Local directors will decide Sept. 17 whether to borrow $24.5 million to upgrade the Capital Region Emergency Service Telecommunications network (CREST), the communications system for more than 50 agencies, including emergency responders in the capital region.
“CREST has just turned 10 years old and there’s a need to refresh and evergreen the system,” said board chairman Gordie Logan, a Colwood councillor.
Victoria police have long complained of spotty coverage, dead zones and poor reception in the downtown core and underground parking areas. As a result, officers have been forced to patrol in pairs because of concerns that they would not be able to call for backup if radios fail in an emergency.
CREST general manager Gord Horth said the improvements, which will move CREST onto what’s known as a P-25 platform and provide emergency-services personnel with new radios, are past due.
“I don’t know what you’re carrying around in your hip pocket, but you’re probably carrying around a smartphone that you haven’t had for more than two or three years, so it’s kind of the equivalent,” he said, adding that the new radios offer considerably more audio clarity and are more effective in an urban setting.
“It has shorter wavelengths, so it gets into buildings a little better,” he said.

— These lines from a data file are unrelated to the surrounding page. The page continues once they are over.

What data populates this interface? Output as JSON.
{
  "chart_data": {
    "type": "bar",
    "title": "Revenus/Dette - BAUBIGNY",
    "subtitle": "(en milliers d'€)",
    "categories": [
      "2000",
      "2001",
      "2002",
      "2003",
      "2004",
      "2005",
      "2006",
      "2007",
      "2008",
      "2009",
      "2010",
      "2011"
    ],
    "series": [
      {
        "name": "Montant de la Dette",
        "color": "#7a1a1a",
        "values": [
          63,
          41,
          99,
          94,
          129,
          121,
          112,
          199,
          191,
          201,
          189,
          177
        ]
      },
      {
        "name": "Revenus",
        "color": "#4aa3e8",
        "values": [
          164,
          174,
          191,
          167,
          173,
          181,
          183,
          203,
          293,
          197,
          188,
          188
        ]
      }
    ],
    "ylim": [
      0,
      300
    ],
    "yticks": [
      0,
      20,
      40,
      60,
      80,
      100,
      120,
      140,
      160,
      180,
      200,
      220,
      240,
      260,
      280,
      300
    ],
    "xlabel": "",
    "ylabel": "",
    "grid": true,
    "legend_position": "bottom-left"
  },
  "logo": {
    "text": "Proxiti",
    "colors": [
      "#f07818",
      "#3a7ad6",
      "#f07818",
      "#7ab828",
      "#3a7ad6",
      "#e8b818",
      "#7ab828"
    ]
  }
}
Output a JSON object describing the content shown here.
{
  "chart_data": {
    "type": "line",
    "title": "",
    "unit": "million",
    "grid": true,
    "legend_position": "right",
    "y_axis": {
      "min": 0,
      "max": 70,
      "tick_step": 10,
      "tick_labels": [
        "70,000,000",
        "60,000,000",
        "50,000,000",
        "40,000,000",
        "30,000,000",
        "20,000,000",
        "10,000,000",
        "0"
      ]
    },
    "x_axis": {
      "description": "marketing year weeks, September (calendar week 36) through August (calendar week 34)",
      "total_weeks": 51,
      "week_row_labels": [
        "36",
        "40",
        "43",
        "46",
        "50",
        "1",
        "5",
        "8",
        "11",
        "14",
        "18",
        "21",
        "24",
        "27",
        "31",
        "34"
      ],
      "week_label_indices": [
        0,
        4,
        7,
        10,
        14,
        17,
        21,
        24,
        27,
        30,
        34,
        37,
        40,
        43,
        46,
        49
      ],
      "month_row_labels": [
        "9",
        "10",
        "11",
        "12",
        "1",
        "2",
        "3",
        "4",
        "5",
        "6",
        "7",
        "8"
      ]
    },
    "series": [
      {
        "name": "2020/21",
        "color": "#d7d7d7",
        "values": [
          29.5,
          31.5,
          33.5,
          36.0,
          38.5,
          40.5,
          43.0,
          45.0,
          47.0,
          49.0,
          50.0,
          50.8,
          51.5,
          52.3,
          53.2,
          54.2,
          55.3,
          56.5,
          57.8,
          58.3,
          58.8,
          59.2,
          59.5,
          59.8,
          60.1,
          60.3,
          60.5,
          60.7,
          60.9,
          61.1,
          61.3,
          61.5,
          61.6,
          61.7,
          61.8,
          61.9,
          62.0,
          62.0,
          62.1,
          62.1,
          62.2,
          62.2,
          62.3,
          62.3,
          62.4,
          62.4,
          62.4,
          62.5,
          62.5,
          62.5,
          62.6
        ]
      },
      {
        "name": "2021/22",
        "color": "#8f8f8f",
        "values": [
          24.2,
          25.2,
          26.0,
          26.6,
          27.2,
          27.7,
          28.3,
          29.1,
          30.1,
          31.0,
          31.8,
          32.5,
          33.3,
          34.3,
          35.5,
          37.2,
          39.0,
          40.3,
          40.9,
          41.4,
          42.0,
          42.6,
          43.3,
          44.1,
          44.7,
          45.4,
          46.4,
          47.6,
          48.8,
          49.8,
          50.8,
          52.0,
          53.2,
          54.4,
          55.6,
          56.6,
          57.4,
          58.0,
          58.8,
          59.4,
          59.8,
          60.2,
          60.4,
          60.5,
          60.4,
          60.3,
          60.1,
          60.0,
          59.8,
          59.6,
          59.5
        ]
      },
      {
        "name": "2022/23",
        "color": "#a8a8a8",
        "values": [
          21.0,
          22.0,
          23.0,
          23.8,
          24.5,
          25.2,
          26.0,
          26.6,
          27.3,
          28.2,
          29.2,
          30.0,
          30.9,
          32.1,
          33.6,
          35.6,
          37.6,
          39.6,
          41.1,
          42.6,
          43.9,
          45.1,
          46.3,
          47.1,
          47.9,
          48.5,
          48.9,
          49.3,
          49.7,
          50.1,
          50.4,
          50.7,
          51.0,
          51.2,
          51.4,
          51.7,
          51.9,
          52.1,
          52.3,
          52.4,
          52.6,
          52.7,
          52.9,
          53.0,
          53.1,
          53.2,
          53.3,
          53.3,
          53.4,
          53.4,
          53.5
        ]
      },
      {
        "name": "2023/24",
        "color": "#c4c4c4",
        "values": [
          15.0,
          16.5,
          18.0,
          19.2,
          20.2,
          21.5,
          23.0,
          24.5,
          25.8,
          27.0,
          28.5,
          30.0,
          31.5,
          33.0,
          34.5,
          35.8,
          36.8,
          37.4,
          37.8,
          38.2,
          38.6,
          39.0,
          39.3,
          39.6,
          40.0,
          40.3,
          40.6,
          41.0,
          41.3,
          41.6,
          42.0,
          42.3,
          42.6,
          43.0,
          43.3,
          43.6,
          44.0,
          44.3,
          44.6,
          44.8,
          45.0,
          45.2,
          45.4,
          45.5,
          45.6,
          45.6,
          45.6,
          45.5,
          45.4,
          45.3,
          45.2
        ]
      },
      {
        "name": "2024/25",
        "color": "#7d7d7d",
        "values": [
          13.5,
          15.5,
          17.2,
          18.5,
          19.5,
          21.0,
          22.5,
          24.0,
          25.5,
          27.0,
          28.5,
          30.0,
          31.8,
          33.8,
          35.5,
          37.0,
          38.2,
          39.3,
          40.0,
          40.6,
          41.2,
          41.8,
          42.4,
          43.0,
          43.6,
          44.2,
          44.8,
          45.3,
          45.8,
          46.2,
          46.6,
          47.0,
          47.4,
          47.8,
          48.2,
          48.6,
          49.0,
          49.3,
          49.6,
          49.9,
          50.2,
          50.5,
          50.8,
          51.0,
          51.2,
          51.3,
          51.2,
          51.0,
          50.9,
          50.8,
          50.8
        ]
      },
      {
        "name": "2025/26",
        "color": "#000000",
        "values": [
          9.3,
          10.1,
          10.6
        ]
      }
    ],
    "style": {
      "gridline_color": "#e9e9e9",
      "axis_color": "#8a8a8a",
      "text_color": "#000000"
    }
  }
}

The upgrade would be done in phases, with about $10 million in infrastructure upgrades and replacement of radios used by emergency services in Oak Bay, Saanich, Victoria and Esquimalt next year. That would be followed by a further $14.5 worth of improvements between 2016 and 2018.
Horth said the goal is to introduce a new network in the downtown by 2018, using the 700 MHz spectrum that has become available as analogue TVs have given way to digital. “The federal government has been auctioning off some of the 700 spectrum because it’s kind of the sweet spot for wireless … so the federal government, in their wisdom, followed the American lead and they set aside some of the spectrum for public safety across Canada.”
Created in 2003 at a cost of $17 million, CREST connects all emergency-response personnel — including police, fire and ambulance — in Greater Victoria’s 13 municipalities.
CREST installed $10 million worth of upgrades in 2008 and 2009.
The borrowing would be through the Municipal Finance Authority. As a non-profit corporation, CREST does not need approval from electors to borrow the money.
The average annual increase to the participating agencies for the infrastructure for the entire system is estimated at about two per cent, Logan said. Costs to user agencies with more radios will be higher.
“The timing is right because we’ve got a lot of our borrowing for the existing system coming due. So it’s being paid off,” Logan said.